This suspension setup will ensure lesser force on your joints and will help you ride smoothly in the mud.

Extras To Consider

There are some additional precautions & products to consider for a mud-race, mud scraper being the first. It will let you remove all the mud under the fenders.

This can be handy if you have back-to-back races and don’t have time to wash your bike thoroughly.

Spare brake pads need to be on your list as well. It’s easy for the main brake pads to get damaged in mud-races due to the high abrasiveness of the mud and dirt.

So if you don’t carry the spare brake pads in the race, you might face problems. Better be prepared than sorry!

Mud Preparation For Your Helmet

Extending your helmet’s peak can be effective in a mud race. Most riders do this by applying an old goggle lens and taping it to the peak’s end to give it an additional length.

This adjustment allows the riders to put their head down when getting roosted and prevent the mud from filling up the goggles.

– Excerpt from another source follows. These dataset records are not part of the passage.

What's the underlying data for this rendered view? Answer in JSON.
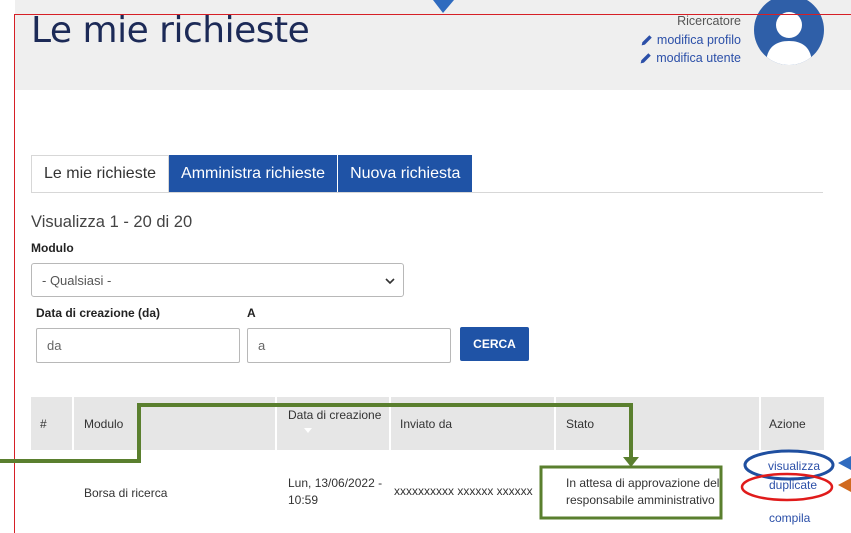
{
  "header": {
    "title": "Le mie richieste",
    "role": "Ricercatore",
    "links": [
      "modifica profilo",
      "modifica utente"
    ]
  },
  "tabs": [
    {
      "label": "Le mie richieste",
      "active": true
    },
    {
      "label": "Amministra richieste",
      "active": false
    },
    {
      "label": "Nuova richiesta",
      "active": false
    }
  ],
  "summary": "Visualizza 1 - 20 di 20",
  "filters": {
    "modulo_label": "Modulo",
    "modulo_value": "- Qualsiasi -",
    "date_from_label": "Data di creazione (da)",
    "date_to_label": "A",
    "date_from_placeholder": "da",
    "date_to_placeholder": "a",
    "search_button": "CERCA"
  },
  "table": {
    "columns": [
      "#",
      "Modulo",
      "Data di creazione",
      "Inviato da",
      "Stato",
      "Azione"
    ],
    "rows": [
      {
        "modulo": "Borsa di ricerca",
        "data_line1": "Lun, 13/06/2022 -",
        "data_line2": "10:59",
        "inviato_da": "xxxxxxxxxx xxxxxx xxxxxx",
        "stato_line1": "In attesa di approvazione del",
        "stato_line2": "responsabile amministrativo",
        "azioni": [
          "visualizza",
          "duplicate",
          "compila"
        ]
      }
    ]
  },
  "colors": {
    "brand_blue": "#1f53a6",
    "title_navy": "#1c2a57",
    "annotation_green": "#5a7f2e",
    "annotation_blue": "#2f6bbf",
    "annotation_red": "#e01b1b",
    "annotation_orange": "#d06a1f",
    "frame_red": "#d61f26"
  }
}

It’s not advisable to go in a muddy trace with a worn-out or cracked helmet. It exposes your head to impacts and can be fatal. If your helmet is old, consider changing it.

If you are looking to upgrade, check out Fox helmets; you will certainly find one that fits right.

Wrapping Up

Mud racing isn’t easy. It requires expertise and a well-equipped bike to make it to the finish line.

We hope the tips mentioned in this article will help you prep your bike for the next mud-race!